A powerful heat wave has ravaged European cities with authorities issuing heat wave warnings in the coming days.
Portuguese Prime Minister Antonio Costa tweeted about the pilot’s death, saying he was “deeply saddened” to learn of the incident and “sends his deepest condolences to his family and friends.”
The pilot died Friday when his water bomber crashed while battling a fire in a northern Portuguese city, officials said.
Although medical services quickly arrived at the scene of the accident at 8:00 pm (700 pm UTC), authorities said he died at the scene.
Portugal has battled at least 17 fires and one person has died.
Five districts in Portugal were on red alert as of Friday and more than 1,000 firefighters were battling at least 17 blazes, officials said.
Temperatures are expected to drop slightly on Friday, but are expected to top 104 degrees Fahrenheit (40 degrees Celsius) in some places in the coming days, officials said.
As of late Thursday, the fire had killed one person and injured about 60.
Burned in France, Spain
Wildfires continue to rage in southwestern France, officials said Friday.
Firefighters battle a blaze near Landras in southwestern France.
More than 1,000 firefighters, supported by nine water-bombing aircraft, have been battling two large fires since Tuesday.
The fire has now burned 7,300 hectares and burned 2,000 hectares overnight, officials said Thursday.
A wildfire that broke out near the southeastern town of Tarascon last Thursday and burned at least 1,000 hectares has been contained, fire officials said.
Fires have forced the evacuation of nearly 10,000 people in France since Tuesday, many of them vacationers.
Temperatures soared in Spain, with some places recording 98.6 degrees Fahrenheit (37 degrees Celsius) as of 7 a.m.

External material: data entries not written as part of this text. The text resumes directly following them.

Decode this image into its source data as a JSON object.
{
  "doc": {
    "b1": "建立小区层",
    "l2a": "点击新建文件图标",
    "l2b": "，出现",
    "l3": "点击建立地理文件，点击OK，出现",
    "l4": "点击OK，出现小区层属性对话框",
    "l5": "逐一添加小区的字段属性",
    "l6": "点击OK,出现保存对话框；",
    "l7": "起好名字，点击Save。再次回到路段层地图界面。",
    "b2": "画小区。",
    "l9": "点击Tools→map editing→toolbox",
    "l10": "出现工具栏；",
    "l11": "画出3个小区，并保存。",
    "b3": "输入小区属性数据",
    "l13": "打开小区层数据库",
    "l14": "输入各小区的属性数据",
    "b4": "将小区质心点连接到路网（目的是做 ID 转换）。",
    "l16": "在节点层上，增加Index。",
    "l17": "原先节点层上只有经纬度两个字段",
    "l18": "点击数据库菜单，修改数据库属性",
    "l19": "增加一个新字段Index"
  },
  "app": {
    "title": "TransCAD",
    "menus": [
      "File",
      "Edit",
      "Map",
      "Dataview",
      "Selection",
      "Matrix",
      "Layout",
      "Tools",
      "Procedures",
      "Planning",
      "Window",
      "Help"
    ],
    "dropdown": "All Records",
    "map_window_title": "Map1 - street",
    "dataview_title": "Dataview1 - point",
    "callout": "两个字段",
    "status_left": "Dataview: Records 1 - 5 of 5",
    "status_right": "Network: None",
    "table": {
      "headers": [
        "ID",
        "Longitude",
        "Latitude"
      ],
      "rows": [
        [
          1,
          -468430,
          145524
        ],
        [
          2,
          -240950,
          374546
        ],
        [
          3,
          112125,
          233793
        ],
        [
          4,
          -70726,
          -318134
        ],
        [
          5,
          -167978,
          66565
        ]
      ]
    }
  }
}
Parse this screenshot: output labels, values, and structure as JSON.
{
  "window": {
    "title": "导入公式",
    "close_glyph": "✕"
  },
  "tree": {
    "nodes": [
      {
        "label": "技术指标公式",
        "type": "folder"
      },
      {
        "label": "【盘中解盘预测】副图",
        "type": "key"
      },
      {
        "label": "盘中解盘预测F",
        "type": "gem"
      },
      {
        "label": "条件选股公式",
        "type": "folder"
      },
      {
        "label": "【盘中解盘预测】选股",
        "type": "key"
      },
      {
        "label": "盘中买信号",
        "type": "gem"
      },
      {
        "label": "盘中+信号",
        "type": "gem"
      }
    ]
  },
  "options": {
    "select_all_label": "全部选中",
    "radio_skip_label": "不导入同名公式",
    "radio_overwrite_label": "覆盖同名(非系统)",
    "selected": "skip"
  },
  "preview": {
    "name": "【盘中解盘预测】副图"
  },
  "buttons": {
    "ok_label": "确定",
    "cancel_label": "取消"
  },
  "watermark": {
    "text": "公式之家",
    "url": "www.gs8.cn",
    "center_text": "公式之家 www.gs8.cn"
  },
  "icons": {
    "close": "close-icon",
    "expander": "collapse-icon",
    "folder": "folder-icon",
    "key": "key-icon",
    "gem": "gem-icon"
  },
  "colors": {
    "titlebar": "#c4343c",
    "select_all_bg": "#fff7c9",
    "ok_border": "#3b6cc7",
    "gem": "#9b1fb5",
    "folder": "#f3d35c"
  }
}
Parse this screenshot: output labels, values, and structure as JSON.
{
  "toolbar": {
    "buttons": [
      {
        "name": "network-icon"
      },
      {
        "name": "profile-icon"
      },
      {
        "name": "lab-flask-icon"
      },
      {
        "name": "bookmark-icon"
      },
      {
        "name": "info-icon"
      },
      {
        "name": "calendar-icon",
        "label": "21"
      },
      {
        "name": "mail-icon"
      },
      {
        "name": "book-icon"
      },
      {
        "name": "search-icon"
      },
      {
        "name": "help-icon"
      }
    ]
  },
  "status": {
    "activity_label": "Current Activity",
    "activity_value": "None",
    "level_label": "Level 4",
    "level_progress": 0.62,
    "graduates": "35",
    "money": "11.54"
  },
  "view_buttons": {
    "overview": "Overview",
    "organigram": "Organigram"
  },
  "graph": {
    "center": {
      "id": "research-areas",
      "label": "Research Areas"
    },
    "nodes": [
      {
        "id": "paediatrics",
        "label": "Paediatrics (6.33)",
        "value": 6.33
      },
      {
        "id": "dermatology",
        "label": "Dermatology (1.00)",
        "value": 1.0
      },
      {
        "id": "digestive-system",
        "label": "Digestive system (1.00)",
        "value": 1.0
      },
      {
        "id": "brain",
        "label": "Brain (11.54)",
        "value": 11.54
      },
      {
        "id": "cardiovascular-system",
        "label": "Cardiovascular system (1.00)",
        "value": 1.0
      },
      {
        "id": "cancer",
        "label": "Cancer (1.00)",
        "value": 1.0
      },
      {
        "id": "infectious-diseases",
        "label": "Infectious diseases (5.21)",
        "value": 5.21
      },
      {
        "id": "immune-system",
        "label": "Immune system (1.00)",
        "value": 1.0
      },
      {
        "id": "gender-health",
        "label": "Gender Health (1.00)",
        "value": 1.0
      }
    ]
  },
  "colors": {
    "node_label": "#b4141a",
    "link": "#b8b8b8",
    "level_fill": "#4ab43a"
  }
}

Thursday.
At least 20 fires are still burning near the city of Mijas on Spain’s southeast coast, officials said, forcing the evacuation of about 2,300 people.
A fire also broke out on Thursday near Monfrage National Park, a sanctuary famous for its wildlife.
The mercury breached 113 degrees Fahrenheit (45 degrees Celsius) in Spain on Thursday, as Spanish Prime Minister Pedro Sanchez tweeted that he was closely monitoring the blaze and the danger it posed.
Climate change is to blame.
Scientists have repeatedly called attention to the rapid pace of climate change for severe and frequent wildfires in Europe and around the world.
The World Meteorological Organization warned on Friday that warmer temperatures, especially in cities and towns, could worsen air quality.
A WMO official said in a press release on Friday that “the thin atmosphere acts as a lid to trap atmospheric pollutants” and has led to “deterioration of air quality and negative effects on the health of particularly vulnerable people”.